Put Those Phones Down: Strengthen Your Commitment Outside the Device
Your tablet, smartphone, laptop, etc., may be your best friend, but it doesn’t have your best interests at heart when it comes to your relationship. It’s great for connecting with friends, sharing videos of your toddler’s adorable first steps, posting and pinning photos of the cute dress you just bought, or even getting some serious work done. It’s not so great for communicating with your partner. But with these 3 tips, you can learn to put your relationship with your spouse before your relationship with your device, without sacrificing your social life.
- Specify a Time for Both Commitments
It’s all too easy to pick up the device as you roll out of bed, then find yourself crawling back at night without ever having put it down. Set aside time every day to spend with your partner sans technology, even if it just means enjoying a cup of coffee together before work or taking an hour to talk about your day before dinner. Similarly, allow yourself a set amount of time for socializing online, and don’t try to multitask during this time.

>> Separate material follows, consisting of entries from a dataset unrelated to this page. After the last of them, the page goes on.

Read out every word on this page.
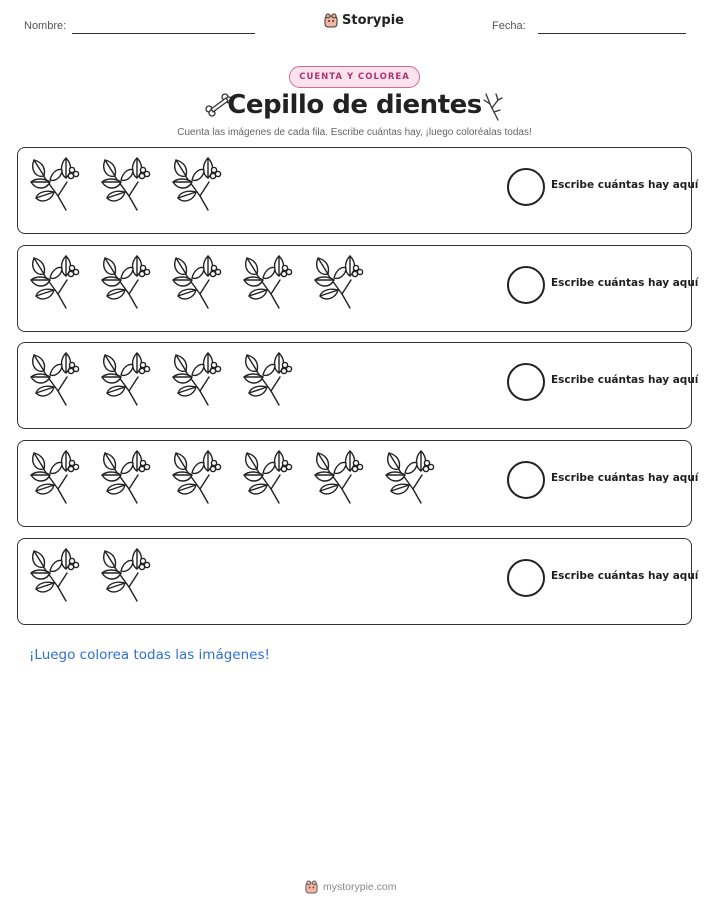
Nombre:	Storypie	Fecha:
CUENTA Y COLOREA
Cepillo de dientes
Cuenta las imágenes de cada fila. Escribe cuántas hay, ¡luego coloréalas todas!
Escribe cuántas hay aquí
Escribe cuántas hay aquí
Escribe cuántas hay aquí
Escribe cuántas hay aquí
Escribe cuántas hay aquí
¡Luego colorea todas las imágenes!
mystorypie.com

- Dedicate Two Days a Month to Your Partner
Two days a month without the device, or once every other week, isn’t too difficult to start. On those two days, do something fun with your partner, preferably something that involves physical activity like playing tennis, taking a long walk, or going dancing. You don’t have to turn the phone off, but only answer a call if it’s a work emergency or family crisis — Facebook can wait until tomorrow. Once you’ve gotten in the habit, up it to once a week.
- Tune in to the Real Conversation
Far too many conversations between partners consist of the odd remark about something you found online, a few laughs over a funny video, then awkward silence as you both delve back into your respective virtual worlds. Next time you forsee one of those awkward silences, make an effort to start a mini-conversation that will pull you both into the time you are spending together for more than just a few minutes. It doesn’t have to be serious or deep, but it will help you connect on a deeper level no matter what the subject.
These three tips are simple, actionable, and effective at strengthening your relationship when you spend most of your time in the same room but worlds apart. Like everything that’s worth having, a strong relationship requires intention to develop, so start intentionally engaging with your partner today.